California Gov. Gavin Newsom criticized a Republican state leader for seeking to split up California in the wake of the governor’s redistricting effort to shrink conservative representation.
Newsom’s office said Gallagher’s legislation is unlikely to succeed.
“A person who seeks to split California does not deserve to hold office in the Golden State,” Newsom spokesman Brandon Richards told The Epoch Times in an email. “This is a stunt that will go nowhere.”
The Republican lawmaker says the plan to redistrict the state—a move spearheaded by Newsom in response to Texas’s redistricting plan—would further silence rural voices and rig the political system against the state’s rural counties.
“California is run by politicians who don’t care because they don’t have to,” Gallagher said.
California’s Democrats currently hold every major state office and have supermajorities in both chambers of the Legislature.
Only nine of the state’s 52 congressional representatives are Republicans. Newsom’s new map, if passed by voters in November, would threaten five Republican seats.
Gallagher’s measure, if passed, would express the consent of the Legislature for specified counties to form a new state within the boundaries of California and would urge Congress to accept and embrace that consent.

The counties targeted to secede from California are: Alpine, Amador, Butte, Calaveras, Colusa, Del Norte, El Dorado, Fresno, Glenn, Imperial, Inyo, Kern, Kings, Lassen, Madera, Mariposa, Merced, Modoc, Mono, Nevada, Placer, Plumas, Riverside, San Bernardino. San Joaquin, Shasta, Sierra, Siskiyou, Stanislaus, Sutter, Tehama, Trinity, Tulare, Tuolumne, Yuba, and any others that vote to join the effort.
The counties represent about one-fourth—nearly 10.5 million—of California’s nearly 40 million residents.
The new state would be among the top 10 most populous in the nation. The area covers most of Northern California, the Sierra Nevada, the Central Valley, and the Inland Empire.
“I have come to see that the only way we can obtain proper attention is by pursuing our own statehood,” Gallagher said. “We will not be subject to a state that deprives us of a fair voice.
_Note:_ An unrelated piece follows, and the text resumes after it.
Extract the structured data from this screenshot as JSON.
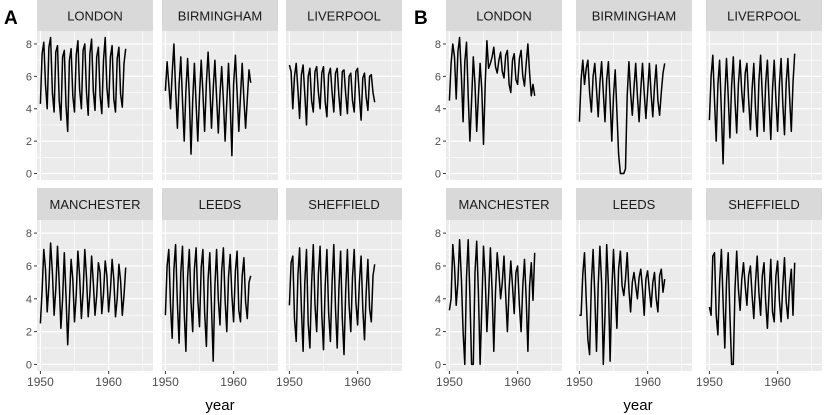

Gavin, let my people go.”

“The residents of El Dorado County have no local, state, or congressional representation,” the group posted on its website. “None of the state or federal representatives that serve El Dorado County live in El Dorado County.”
Any proposed secession hinges on the U.S. Constitution, which declares no state can be formed within the jurisdiction of any other state without the consent of the legislatures of the states and Congress.